For-Profit Hospitals Don’t Work
By Victoria Kirkham ‘26
A for-profit hospital sounds, to many, like an oxymoron, and we’ll be waiting a long time before you hear me refute that claim. Having closed its doors on August 31, 2024, Carney Hospital in Dorchester, owned by the private equity-reliant Steward Health Care, is just one of the victims of the unimaginable greed of the few at the detriment of the many. Steward Health Care and its CEO are a prime example of how for-profit healthcare will always prioritize extracting maximum profit over the needs of the community– providing inadequate resources and staff to minimize costs while maximizing revenue through rapid expansion. If these hospitals can rack up billions in debt but pay owners and investors millions, I must ask: can “for-profit hospitals” truly function as a hospital should—providing reliable, adequate care for the community—or will they always be tainted by greed?
In March of 2010, private equity firm Cerberus Capital Management acquired the Caritas Christi hospital system—including Carney Hospital—and created a new, for-profit company, Steward Health Care. Headed by Boston heart surgeon Ralph de la Torre, the company quickly acquired more community hospitals, including the now-closed Quincy Medical Center. Then in 2016, Steward sold its Massachusetts hospital properties to Medical Properties Trust for $1.25 billion, leasing the hospitals back from MPT; this move left the community hospitals with huge rent to pay, and, more important to the for-profit system, left Steward’s owners and investors with huge paychecks. Steward expanded rapidly despite increasing concerns over debt and neglect of their hospitals, maximizing revenue through minimizing costs. Steward’s private equity parent company Cerberus sold its controlling interest in Steward to de la Torre and a group of Steward physicians in 2021, with a total profit of $800 million. By this point, Steward faced millions in debt to medical equipment vendors, yet that same year, de la Torre and his group paid themselves $111 million from company funds while de la Torre bought himself a $40 million yacht.
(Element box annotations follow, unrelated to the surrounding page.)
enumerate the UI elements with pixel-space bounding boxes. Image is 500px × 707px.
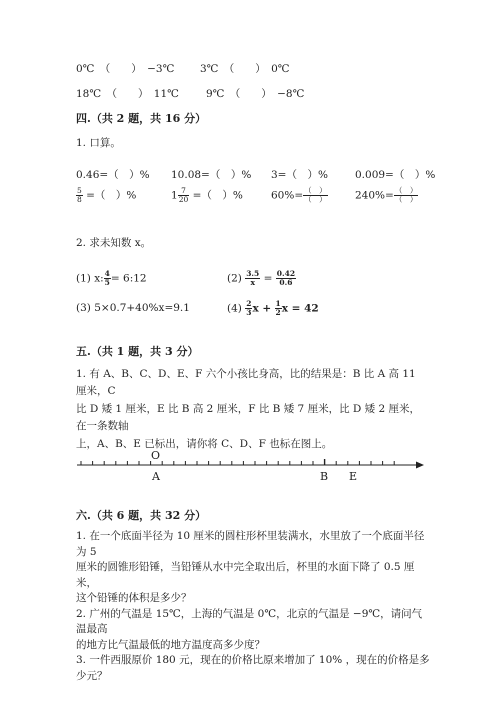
compare-value: −3℃ xyxy=(147,63,175,75)
fraction-denominator: x xyxy=(250,278,255,287)
equation-text: (2) xyxy=(227,272,242,285)
question-line: 3. 一件西服原价 180 元，现在的价格比原来增加了 10% ，现在的价格是多少元？ xyxy=(76,654,430,682)
equation-text: =（ ）% xyxy=(86,189,137,202)
equation-1 xyxy=(76,270,147,287)
equals-sign: = xyxy=(263,272,273,285)
fraction-numerator: （ ） xyxy=(304,186,327,195)
equation-text: x = 42 xyxy=(281,302,319,315)
compare-row-2-a xyxy=(76,86,179,101)
fraction xyxy=(245,270,260,287)
oral-calc-2: 10.08=（ ）% xyxy=(171,169,252,181)
oral-calc-1: 0.46=（ ）% xyxy=(76,169,150,181)
fraction xyxy=(394,187,419,204)
equation-text: 60%= xyxy=(271,189,304,202)
fraction-numerator: 3.5 xyxy=(246,269,260,278)
answer-blank: （ ） xyxy=(223,63,266,75)
fraction-numerator: 0.42 xyxy=(276,269,296,278)
answer-blank: （ ） xyxy=(106,88,149,100)
fraction xyxy=(276,270,296,287)
compare-value: 0℃ xyxy=(271,63,290,75)
fraction-denominator: 0.6 xyxy=(279,278,293,287)
whole-number: 1 xyxy=(171,189,178,202)
fraction-denominator: 3 xyxy=(246,308,252,317)
oral-calc-7 xyxy=(271,187,328,204)
label-B: B xyxy=(320,470,329,483)
section-5-title: 五.（共 1 题，共 3 分） xyxy=(76,345,199,358)
fraction-denominator: （ ） xyxy=(394,195,418,204)
compare-value: 9℃ xyxy=(206,88,225,100)
number-line-ticks xyxy=(81,459,394,465)
section-4-title: 四.（共 2 题，共 16 分） xyxy=(76,112,207,125)
oral-calc-3: 3=（ ）% xyxy=(271,169,328,181)
section-6-questions xyxy=(76,529,431,684)
equation-text: x + xyxy=(252,302,272,315)
section-5-question xyxy=(76,366,426,453)
oral-calc-5 xyxy=(76,187,136,204)
fraction-denominator: 8 xyxy=(77,195,82,204)
fraction xyxy=(76,187,83,204)
section-6-title: 六.（共 6 题，共 32 分） xyxy=(76,509,207,522)
fraction-numerator: 5 xyxy=(77,186,82,195)
answer-blank: （ ） xyxy=(229,88,272,100)
fraction-denominator: 20 xyxy=(178,195,189,204)
equation-4 xyxy=(227,300,319,317)
fraction-numerator: 4 xyxy=(104,269,110,278)
equation-text: (4) xyxy=(227,302,242,315)
compare-row-2-b xyxy=(206,86,304,101)
equation-3: (3) 5×0.7+40%x=9.1 xyxy=(76,302,190,314)
compare-value: 0℃ xyxy=(76,63,95,75)
question-line: 厘米的圆锥形铅锤，当铅锤从水中完全取出后，杯里的水面下降了 0.5 厘米， xyxy=(76,561,415,589)
question-line: 比 D 矮 1 厘米，E 比 B 高 2 厘米，F 比 B 矮 7 厘米，比 D 矮 2 厘米，在一条数轴 xyxy=(76,402,421,433)
fraction xyxy=(178,187,190,204)
question-line: 2. 广州的气温是 15℃，上海的气温是 0℃，北京的气温是 −9℃，请问气温最高 xyxy=(76,607,423,635)
compare-value: 11℃ xyxy=(153,88,179,100)
label-A: A xyxy=(152,470,160,483)
fraction-numerator: 1 xyxy=(275,299,281,308)
compare-value: −8℃ xyxy=(277,88,305,100)
question-1-title: 1. 口算。 xyxy=(76,137,121,149)
question-line: 的地方比气温最低的地方温度高多少度？ xyxy=(76,638,265,651)
fraction-numerator: 7 xyxy=(178,187,190,196)
question-line: 1. 在一个底面半径为 10 厘米的圆柱形杯里装满水，水里放了一个底面半径为 5 xyxy=(76,530,425,558)
oral-calc-6 xyxy=(171,187,243,204)
equation-text: =（ ）% xyxy=(192,189,243,202)
equation-text: (1) x: xyxy=(76,272,104,285)
fraction xyxy=(275,300,282,317)
fraction-denominator: （ ） xyxy=(304,195,327,204)
equation-text: 240%= xyxy=(355,189,394,202)
oral-calc-4: 0.009=（ ）% xyxy=(355,169,436,181)
question-line: 上，A、B、E 已标出，请你将 C、D、F 也标在图上。 xyxy=(76,437,333,450)
number-line xyxy=(0,448,500,498)
fraction-numerator: （ ） xyxy=(394,186,418,195)
fraction-numerator: 2 xyxy=(246,299,252,308)
equation-2 xyxy=(227,270,296,287)
compare-row-1-a xyxy=(76,61,174,76)
question-2-title: 2. 求未知数 x。 xyxy=(76,237,152,249)
label-E: E xyxy=(349,470,358,483)
answer-blank: （ ） xyxy=(99,63,142,75)
compare-row-1-b xyxy=(200,61,290,76)
question-line: 1. 有 A、B、C、D、E、F 六个小孩比身高，比的结果是：B 比 A 高 11 厘米，C xyxy=(76,368,416,398)
question-line: 这个铅锤的体积是多少？ xyxy=(76,592,192,604)
arrow-icon xyxy=(416,462,424,469)
oral-calc-8 xyxy=(355,187,418,204)
fraction-denominator: 2 xyxy=(275,308,281,317)
fraction xyxy=(104,270,111,287)
compare-value: 18℃ xyxy=(76,88,102,100)
fraction-denominator: 5 xyxy=(104,278,110,287)
compare-value: 3℃ xyxy=(200,63,219,75)
fraction xyxy=(303,187,328,204)
label-O: O xyxy=(151,449,161,462)
equation-text: = 6:12 xyxy=(110,272,147,285)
The neglect of Steward hospitals had devastating consequences. The Boston Globe identified at least 15 individuals who died due to inadequate care resulting from equipment and staffing shortages at Steward hospitals, including at Carney. Gilberto Melendez-Brancaccio, who was supposed to be continuously monitored as he was restrained during a mental health crisis, was left alone due to understaffing. Tied down and struggling to breathe, with no one to help him, he died due to respiratory arrest. One particularly egregious example of the state of neglect in which Steward left its hospitals is the death of Sungida Rashid, who died in October, 2023. Rashid, who bled incessantly after giving birth at St. Elizabeth’s Medical Center in Boston, died after St. Elizabeth’s doctors were unable to use the embolism coil that could have stopped the bleeding—due to the devices having been repossessed weeks before. The company that was supposedly there to provide for the community prioritized shareholders over their patients.
How can a system like this one claim to benefit, or even care at all about the community? The hospital’s closure will ripple across the healthcare system in the Boston area. Nearby medical centers—Beth Israel Deaconess Hospital in Milton and Codman Square Health Center in Dorchester—must brace to accommodate more patients. Minutes can mean all the difference in some emergencies; BIDH Milton is 2.1 miles away from Carney, and Codman Square is about a mile away. In Boston traffic, that can be a 15-20 minute difference–assuming you’re going by car.
The majority of patients at Carney use Medicare or Medicaid, and the closing of a major hospital that many rely on for healthcare has thrown much uncertainty into an already-unfair and uncertain healthcare system. How can people trust a healthcare system that demonstrates carelessness? Who gives private-equity and for-profits the right to disrupt communities in this way?
This story has played out in dozens of communities across the country: a for-profit company inserts itself into a long-standing community pillar–in this case, a hospital that recently celebrated its 160th year in operation–and runs the fixture into the ground, leaving the consequences and burdens of its closure on the community they ostensibly serve.
Here, at Milton, I’ve been met with confusion when I bring up Carney’s closure. It’s fair to say that many Milton students are not familiar with Carney—and would have no need to be—but it’s important to be aware of events occurring in our community that may affect Milton students. Though the world is full of corporate greed and distancing ourselves from what we read in the news is easy, when such a familiar case hits this close to home for many of us, the least we can do is pay attention.